Lutter contre les maltraitances

Plusieurs scandales récents concernant des actes de maltraitance envers des seniors ou des personnes en situation de handicap ont provoqué une prise de conscience salutaire. La loi vient donc renforcer les garde-fous déjà en place. Désormais, toute personne entrant en Ehpad ou à l’hôpital sera invitée à désigner une personne de confiance – un proche, un voisin, un médecin. Son rôle sera de veiller à ce que ses souhaits soient respectés, même si elle ne peut plus s’exprimer. En ce qui concerne les alertes de maltraitance, des cellules départementales vont désormais centraliser les signalements via le numéro 3977.
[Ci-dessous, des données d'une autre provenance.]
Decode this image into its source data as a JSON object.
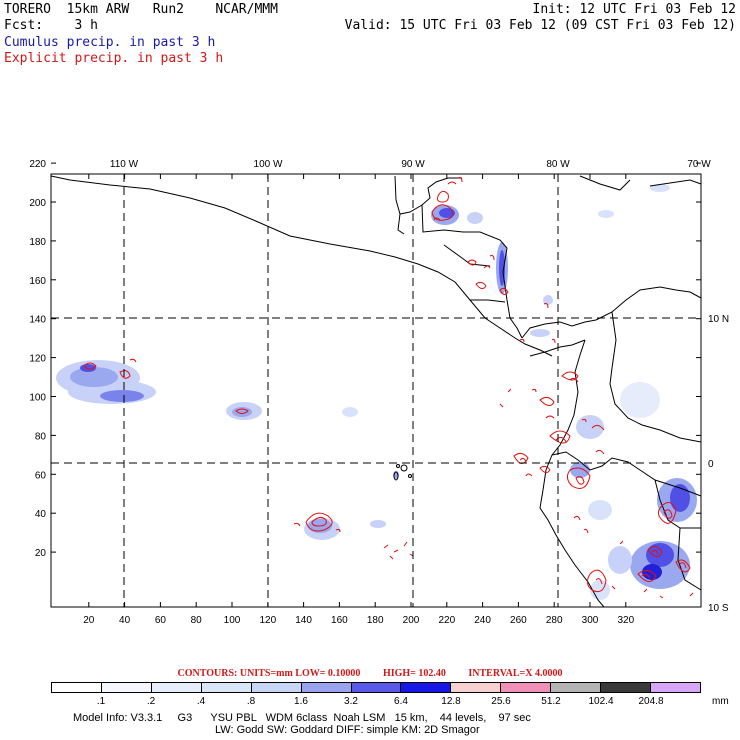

Autre avancée majeure : en Ehpad, le droit de recevoir une visite quotidienne est désormais reconnu et acté. Et pour les personnes en fin de vie, ce droit devient absolu, même en cas de crise sanitaire. Pour apporter un peu d'humanité et de bien-être au sein des Ehpad, les résidents pourront désormais garder leur animal. Bien sûr, le fait d'accueillir les animaux de compagnie en Ehpad est conditionné. Les résidents devront être en mesure de s’occuper de leur animal et de respecter les règles d'hygiène et de sécurité.

Création d’un registre qui va regrouper toutes les mesures de protection

Fin 2026, un registre numérique à l’échelle nationale regroupant toutes les mesures de protection (tutelle, curatelle, habilitation familiale, etc.) ordonnées par un juge entrera également en vigueur. Aujourd’hui, ces informations sont éparpillées dans différents services, ce qui rend les suivis quasi-impossibles. Les conséquences de ce manque de centralisation sont actuellement nombreuses : doubles mesures, dossiers perdus, délais rallongés…

Concrètement, ce registre permettra de vérifier en temps réel si une personne est déjà protégée et par quel type de mesure. Il permet aussi d’éviter les erreurs, comme placer quelqu’un sous tutelle alors qu’il a déjà un mandat de protection future. Le registre national aura également pour objectif de simplifier les démarches des professionnels (juges, travailleurs sociaux, etc.). Les modalités d’accès à ce registre national seront prochainement fixées par décret.